De l’extérieur, nous voyons qu’Hénoch a marché si intimement avec Dieu qu’il ne fut plus, parce que Dieu le prit. Généralement nous considérons le fait qu’il ait été enlevé par Dieu, sans connaître la mort physique, pour être directement auprès de Lui. Mais ce passage inspire différents niveaux d’expérience.

En y portant un autre regard, on peut réaliser que si l’on marche intimement avec Dieu aujourd’hui, à un moment nous « ne sommes plus, parce que Dieu nous saisit ». Nous marchons avec le Seigneur, dans Sa présence, exerçant notre sacerdoce royal, notre service céleste.

« Nous ne sommes plus » parce que nous réalisons que tout ce qui compte c’est d’abord Lui ; et plus nous Le laissons paraître, plus nous nous effaçons ; plus nous aspirons et épousons Ses plans et Sa volonté, plus nos propres intérêts pâlissent ; plus nous adoptons Son regard et cœur sur les gens et les événements, plus nos conceptions s’estompent… Il est de plus en plus question de Lui, qui Il est, ce qu’Il fait, la gloire de Sa présence. Jean Baptiste déclarait à cet égard « il faut qu’Il grandisse, et que je diminue » (Jean 3:30).

Nous sommes au bénéfice d’une telle grâce et puissance, sachant qu’Il nous permet d’être proches de Lui et nous saisit pour être là, dans Sa dépendance, et voyant alors que c’est Lui la plénitude, Celui qui remplit tout en tous.

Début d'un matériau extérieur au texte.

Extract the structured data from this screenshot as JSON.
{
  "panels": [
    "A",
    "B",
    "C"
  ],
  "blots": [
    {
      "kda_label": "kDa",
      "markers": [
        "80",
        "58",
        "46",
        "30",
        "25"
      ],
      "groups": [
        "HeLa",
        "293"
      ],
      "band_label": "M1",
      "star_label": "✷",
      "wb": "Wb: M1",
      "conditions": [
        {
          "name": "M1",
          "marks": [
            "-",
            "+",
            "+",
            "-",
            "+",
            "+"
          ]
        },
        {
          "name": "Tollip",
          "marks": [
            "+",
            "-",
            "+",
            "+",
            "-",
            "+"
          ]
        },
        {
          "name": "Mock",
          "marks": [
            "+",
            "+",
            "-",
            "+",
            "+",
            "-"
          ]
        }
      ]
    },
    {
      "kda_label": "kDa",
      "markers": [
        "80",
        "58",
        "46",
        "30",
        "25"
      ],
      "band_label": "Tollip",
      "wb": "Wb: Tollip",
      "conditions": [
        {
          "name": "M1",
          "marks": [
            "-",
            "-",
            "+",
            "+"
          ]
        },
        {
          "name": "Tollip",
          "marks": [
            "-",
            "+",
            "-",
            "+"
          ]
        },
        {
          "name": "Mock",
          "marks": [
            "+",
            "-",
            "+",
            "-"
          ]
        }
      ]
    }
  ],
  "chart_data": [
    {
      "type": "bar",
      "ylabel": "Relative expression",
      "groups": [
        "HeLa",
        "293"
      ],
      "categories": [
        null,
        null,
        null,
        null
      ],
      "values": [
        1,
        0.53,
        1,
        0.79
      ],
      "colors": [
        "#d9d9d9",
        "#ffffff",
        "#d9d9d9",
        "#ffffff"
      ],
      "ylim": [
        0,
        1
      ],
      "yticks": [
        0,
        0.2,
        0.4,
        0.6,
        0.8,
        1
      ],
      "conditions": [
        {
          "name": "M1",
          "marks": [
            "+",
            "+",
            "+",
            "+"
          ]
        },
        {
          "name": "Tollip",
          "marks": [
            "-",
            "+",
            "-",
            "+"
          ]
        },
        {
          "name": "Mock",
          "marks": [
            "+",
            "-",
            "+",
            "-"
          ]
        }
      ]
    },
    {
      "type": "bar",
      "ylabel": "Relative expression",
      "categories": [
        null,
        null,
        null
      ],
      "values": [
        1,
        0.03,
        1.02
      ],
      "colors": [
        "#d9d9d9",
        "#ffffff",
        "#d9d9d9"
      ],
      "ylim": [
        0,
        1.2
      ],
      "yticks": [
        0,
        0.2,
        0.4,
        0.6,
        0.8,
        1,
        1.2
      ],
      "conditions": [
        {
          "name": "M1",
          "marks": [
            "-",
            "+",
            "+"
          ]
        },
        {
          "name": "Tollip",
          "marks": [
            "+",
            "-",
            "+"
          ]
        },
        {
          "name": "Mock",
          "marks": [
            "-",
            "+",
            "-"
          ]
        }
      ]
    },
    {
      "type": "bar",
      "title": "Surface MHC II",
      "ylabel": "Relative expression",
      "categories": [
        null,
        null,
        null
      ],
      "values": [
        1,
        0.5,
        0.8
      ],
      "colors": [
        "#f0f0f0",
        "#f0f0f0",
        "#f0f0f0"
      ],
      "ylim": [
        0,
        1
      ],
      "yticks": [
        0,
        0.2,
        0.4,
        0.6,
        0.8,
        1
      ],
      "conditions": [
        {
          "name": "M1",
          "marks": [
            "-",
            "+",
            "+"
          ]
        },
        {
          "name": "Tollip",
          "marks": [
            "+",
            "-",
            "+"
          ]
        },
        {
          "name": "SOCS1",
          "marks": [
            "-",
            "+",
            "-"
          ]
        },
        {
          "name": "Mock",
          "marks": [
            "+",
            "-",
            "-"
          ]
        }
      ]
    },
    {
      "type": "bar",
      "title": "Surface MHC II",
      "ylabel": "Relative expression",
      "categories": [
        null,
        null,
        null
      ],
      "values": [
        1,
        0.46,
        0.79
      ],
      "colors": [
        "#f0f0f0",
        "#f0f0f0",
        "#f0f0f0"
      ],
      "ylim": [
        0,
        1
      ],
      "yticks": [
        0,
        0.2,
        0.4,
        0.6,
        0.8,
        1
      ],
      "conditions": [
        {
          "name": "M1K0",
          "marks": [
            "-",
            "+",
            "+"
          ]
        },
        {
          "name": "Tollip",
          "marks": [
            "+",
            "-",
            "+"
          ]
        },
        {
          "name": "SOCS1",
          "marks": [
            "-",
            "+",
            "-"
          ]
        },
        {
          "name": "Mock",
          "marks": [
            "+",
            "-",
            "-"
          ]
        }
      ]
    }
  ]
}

Nous sommes métamorphosés en Le contemplant (2 Corinthiens 3:18), et libérés de tout conscience de soi erronée et faussée, emportés et envahis de Sa présence manifeste, saisis par Sa gloire,  pour expérimenter que « tel il est, tels nous sommes aussi dans ce monde. » Paul partagera à cet égard Son désir de « connaître Christ », et dira avoir été « saisi par Jésus Christ » (Philippiens 3:12) et encore « ce n’est plus moi qui vis, c’est Christ qui vit en moi ».

Métamorphosés et réorientés sur les attentes du Père et l’oeuvre que Christ a réalisé, nous nous laissons attirer où il nous appelle, et sommes alors saisis pour entrer dans la salle du trône. Paul parle d’un homme qui fut ravi dans le ciel, entendit des paroles ineffables. Jean parle plusieurs fois d’avoir été ravi, recevant les révélations. La route nouvelle et vivante a été inaugurée (ouverte, en vue d’être empruntée).

Puissions nous ainsi marcher avec Dieu, et être saisis par Lui ; nous laisser saisir et emporter au point que nous ne soyons plus ; dès maintenant ;  monter où est l’assemblée suprême pour servir du ciel sur la terre dans notre génération ; comme prémices et jusqu’au jour de la glorieuse espérance d’être emportés dans Son éternité.